Saat membahas tentang SARA, saya menceritakan pengalaman Kakak saat masih berumur tiga tahun ketika bermain di sebuah mall di kawasan Kelapa Gading. Ada anak seusianya sudah bisa mengucapkan sesuatu yang rasis hingga membuat saya marah dan memperingatkan orangtuanya pada peristiwa '98 ketika bangsa mayoritas mereka teraniaya kalau mereka tidak mengajari anaknya dengan benar. Harap dimaklum, usia saya masih sangat muda saat itu hingga emosi langsung meledak.
Bullying sendiri pernah dialami Abang, dan saat itu ayah si pelaku malah tertawa-tawa dan menganggap Abang bukan 'laki-laki' karena mengadu pada saya. Padahal saya menemukan 'sisa-sisa' aniaya itu di tubuh Abang karena dia berkulit terang. Tapi kemudian, Ibu si anak yang pekerjaannya adalah kepala sekolah TK sampai menangis ketika saya memaparkan pentingnya pengaruh orangtua terhadap pembentukan karakter anak. Saat itu juga, saya 'membalas' kata-kata guru Abang yang mengatakan bahwa ibu si pelaku adalah guru jadi pasti tahu apa yang harus diajarkan pada anaknya, dengan mengatakan bahwa tahu teori tidak cukup tanpa praktek dan kalau sudah dilakukan tak mungkin putra saya dianiaya seperti itu. Saya bilang saya hanya ibu rumah tangga, anak saya dan dunianya adalah sesuatu yang wajib saya lindungi, bahkan dari guru-guru yang tak bisa melindungi.
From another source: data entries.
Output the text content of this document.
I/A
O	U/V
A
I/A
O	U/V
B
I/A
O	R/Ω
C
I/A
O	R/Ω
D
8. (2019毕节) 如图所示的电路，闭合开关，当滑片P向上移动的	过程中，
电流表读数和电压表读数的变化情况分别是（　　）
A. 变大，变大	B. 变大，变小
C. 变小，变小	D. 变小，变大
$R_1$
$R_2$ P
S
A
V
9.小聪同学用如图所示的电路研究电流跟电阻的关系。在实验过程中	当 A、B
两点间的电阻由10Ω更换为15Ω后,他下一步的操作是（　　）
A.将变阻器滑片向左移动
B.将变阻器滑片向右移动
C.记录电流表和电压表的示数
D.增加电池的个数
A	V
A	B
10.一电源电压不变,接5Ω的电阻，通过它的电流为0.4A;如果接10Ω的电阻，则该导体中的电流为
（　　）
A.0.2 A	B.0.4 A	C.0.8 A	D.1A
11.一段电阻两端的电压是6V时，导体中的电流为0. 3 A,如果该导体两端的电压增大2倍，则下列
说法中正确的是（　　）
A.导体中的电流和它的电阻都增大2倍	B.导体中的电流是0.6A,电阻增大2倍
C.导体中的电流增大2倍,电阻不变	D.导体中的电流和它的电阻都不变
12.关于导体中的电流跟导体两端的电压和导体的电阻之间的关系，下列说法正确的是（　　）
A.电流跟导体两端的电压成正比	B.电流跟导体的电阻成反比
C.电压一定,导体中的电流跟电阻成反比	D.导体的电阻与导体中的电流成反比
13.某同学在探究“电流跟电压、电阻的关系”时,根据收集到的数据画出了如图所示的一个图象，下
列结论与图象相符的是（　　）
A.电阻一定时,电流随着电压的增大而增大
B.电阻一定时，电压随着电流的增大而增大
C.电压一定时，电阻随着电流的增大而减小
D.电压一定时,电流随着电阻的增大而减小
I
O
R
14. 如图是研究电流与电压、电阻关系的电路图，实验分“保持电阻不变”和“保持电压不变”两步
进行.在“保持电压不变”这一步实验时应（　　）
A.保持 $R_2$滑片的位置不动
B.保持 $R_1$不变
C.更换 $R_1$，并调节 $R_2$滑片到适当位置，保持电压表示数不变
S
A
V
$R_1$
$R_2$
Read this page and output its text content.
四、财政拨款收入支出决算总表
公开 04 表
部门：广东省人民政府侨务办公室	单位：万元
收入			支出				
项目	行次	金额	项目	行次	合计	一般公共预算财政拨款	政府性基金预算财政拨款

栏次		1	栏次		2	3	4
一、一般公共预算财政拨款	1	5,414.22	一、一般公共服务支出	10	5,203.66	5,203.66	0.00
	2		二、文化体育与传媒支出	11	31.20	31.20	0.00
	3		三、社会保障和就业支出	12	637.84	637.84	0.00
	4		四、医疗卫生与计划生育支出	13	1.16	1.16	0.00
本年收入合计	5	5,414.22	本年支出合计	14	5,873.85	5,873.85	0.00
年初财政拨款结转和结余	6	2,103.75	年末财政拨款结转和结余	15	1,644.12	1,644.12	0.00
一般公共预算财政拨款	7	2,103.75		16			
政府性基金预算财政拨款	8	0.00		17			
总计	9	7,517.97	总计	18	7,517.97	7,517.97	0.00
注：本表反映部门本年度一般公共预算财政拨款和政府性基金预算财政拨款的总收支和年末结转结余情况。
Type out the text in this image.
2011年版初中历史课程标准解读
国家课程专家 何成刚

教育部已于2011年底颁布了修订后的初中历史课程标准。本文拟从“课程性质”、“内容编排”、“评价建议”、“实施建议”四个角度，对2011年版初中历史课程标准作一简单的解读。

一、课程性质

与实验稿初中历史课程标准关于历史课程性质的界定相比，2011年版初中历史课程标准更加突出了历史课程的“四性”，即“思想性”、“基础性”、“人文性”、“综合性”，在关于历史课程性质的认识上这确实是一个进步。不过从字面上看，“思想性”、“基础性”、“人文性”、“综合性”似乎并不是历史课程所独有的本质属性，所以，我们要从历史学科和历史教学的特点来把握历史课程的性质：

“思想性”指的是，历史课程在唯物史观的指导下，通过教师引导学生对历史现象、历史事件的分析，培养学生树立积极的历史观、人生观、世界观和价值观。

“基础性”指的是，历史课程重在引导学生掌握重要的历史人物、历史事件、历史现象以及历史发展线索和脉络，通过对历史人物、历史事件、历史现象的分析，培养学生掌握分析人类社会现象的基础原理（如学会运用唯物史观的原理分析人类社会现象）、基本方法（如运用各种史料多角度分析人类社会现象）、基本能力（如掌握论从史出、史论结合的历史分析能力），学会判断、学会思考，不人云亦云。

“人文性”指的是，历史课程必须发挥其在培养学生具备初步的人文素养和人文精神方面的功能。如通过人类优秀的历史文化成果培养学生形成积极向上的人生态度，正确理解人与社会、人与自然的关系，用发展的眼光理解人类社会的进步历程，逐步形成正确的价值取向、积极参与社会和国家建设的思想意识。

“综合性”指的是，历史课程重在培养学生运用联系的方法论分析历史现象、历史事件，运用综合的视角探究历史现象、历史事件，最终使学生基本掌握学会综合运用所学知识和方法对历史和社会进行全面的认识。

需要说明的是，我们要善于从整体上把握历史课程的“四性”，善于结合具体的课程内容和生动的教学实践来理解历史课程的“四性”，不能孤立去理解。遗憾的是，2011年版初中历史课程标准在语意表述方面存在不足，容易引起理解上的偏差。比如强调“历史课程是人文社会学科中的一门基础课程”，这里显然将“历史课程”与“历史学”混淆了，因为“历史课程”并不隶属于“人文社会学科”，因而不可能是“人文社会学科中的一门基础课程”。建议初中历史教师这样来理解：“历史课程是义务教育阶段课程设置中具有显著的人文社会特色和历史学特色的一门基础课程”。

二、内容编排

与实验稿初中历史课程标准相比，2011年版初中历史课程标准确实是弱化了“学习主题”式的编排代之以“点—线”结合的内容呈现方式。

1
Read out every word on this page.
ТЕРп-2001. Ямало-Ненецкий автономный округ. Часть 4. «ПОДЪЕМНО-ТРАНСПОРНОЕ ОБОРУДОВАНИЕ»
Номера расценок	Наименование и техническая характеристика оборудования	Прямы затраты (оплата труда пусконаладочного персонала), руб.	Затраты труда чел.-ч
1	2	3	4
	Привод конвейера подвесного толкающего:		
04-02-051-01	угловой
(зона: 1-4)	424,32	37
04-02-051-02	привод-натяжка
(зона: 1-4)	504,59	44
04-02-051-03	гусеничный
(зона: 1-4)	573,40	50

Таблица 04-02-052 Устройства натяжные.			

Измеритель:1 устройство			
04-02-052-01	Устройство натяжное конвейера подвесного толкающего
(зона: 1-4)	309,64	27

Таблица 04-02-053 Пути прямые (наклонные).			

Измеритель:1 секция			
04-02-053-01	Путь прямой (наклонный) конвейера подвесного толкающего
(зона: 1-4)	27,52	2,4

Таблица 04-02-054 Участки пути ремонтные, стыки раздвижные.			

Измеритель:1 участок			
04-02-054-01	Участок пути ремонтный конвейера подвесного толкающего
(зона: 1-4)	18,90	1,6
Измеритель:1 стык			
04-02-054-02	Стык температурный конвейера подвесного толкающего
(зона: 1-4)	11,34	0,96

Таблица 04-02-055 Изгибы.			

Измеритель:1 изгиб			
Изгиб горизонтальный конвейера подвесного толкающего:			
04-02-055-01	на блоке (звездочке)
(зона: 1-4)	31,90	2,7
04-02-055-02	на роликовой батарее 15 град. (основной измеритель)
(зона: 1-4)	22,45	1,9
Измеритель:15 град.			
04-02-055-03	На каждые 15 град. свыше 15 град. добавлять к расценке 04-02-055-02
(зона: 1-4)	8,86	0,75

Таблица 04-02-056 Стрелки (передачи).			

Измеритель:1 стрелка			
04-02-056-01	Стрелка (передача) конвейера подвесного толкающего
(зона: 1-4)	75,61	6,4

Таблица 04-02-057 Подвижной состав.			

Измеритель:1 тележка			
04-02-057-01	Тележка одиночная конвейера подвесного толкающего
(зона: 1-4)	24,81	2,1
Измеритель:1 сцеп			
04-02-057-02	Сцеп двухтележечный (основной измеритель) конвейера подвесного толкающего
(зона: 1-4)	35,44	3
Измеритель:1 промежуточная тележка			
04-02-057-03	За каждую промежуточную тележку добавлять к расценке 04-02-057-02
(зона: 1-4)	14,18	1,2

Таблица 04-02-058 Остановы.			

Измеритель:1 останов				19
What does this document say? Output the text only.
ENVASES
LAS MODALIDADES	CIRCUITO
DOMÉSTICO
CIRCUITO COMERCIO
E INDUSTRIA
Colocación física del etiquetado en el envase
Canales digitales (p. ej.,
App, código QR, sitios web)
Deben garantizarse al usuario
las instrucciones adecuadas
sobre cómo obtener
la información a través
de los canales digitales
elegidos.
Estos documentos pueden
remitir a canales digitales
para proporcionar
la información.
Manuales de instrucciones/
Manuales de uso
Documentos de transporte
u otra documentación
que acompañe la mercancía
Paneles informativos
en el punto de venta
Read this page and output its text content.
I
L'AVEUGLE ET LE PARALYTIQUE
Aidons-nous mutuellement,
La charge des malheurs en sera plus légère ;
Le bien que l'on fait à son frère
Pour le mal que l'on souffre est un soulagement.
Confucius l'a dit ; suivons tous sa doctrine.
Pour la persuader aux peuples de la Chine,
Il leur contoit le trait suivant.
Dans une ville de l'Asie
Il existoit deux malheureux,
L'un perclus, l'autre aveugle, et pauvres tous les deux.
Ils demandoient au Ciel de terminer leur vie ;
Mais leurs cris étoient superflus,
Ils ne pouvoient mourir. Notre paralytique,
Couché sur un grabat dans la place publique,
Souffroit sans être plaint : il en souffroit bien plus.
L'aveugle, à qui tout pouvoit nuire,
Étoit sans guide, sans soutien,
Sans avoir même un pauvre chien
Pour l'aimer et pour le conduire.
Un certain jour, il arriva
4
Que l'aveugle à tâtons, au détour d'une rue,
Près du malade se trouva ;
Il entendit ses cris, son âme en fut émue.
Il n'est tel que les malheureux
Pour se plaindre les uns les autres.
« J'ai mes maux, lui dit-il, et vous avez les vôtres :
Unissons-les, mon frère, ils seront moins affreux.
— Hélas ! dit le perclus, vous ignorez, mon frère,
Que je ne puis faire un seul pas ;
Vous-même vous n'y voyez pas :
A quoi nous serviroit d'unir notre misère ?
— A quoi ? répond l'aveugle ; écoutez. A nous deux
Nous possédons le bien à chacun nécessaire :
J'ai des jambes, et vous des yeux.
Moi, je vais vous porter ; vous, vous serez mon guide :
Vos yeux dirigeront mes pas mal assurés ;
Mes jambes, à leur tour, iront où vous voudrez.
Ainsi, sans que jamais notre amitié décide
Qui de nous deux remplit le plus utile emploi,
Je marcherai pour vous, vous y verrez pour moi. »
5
Saya tak merasa perlu mengajari dunia lain sebagai guru atau psikolog, kalau saya belum bisa memenuhi dunia anak saya sendiri dengan hal-hal baik.
Lalu tentang pelecehan... rasanya baru kemarin saya berbagi pengalaman tentang Ade, yang di-kiss teman cowok sekelasnya. Ade memang sangat terbuka pada saya, dan ia menceritakannya hanya beberapa jam setelah kejadian. Untunglah orangtuanya memahami dan meminta maaf, saya juga memutuskan bicara pada guru agar lebih intens melindungi anak-anak. Saya juga menebalkan antisipasi pada Ade, dengan memberinya pengetahuan lebih banyak soal apa yang boleh dan tidak boleh dilakukan anak seusianya pada lawan jenis.
Itu dari sepersekian pengalaman yang saya alami. Bahkan lebih banyak ketika menjadi ibu full time... saya sangat terlibat pada anak-anak. Bahkan hingga mengenali teman-temannya satu kelas, lengkap dengan orangtuanya. Semua demi anak dan dunia yang ingin saya lindungi.
Hampir semua orangtua yang 'berhasil' mengantar anak-anaknya menjadi sukses mengatakan hal yang sama pada saya, awasi teman-temannya dan lingkungan anak-anak. Televisi penuh dengan tayangan sampah, dan berhati-hatilah, Anak belajar dari orangtuanya bukan dari kata-kata orangtuanya. Tekanan akan membuat anak tertekan, tapi semangat akan membuat anak terangkat. dan banyak lagi motto yang mereka bagi.
Tapi untuk saya adalah... anak adalah dunia yang ingin saya lindungi... perlindungan itulah yang membuat saya mengikuti dengan baik saran-saran para orangtua senior saya. Guru-guru sejati dari sekolah orangtua sesungguhnya. Tak ada kata teori, kecuali langsung dilakukan.
Bahkan saat orang-orang belum sepanas sekarang membahas tayangan sampah. Saya dan suami sudah lama meniadakan televisi tanpa saringan tayangan. Kami mengatur setiap menit apa yang boleh dan tidak ditonton. Saya bahkan meletakkan televisi di dekat meja kerja saya agar selalu bisa mengawasi apa yang mereka tonton. Tayangan yang ada pun harus didampingi dengan sesekali memberikan penjelasan.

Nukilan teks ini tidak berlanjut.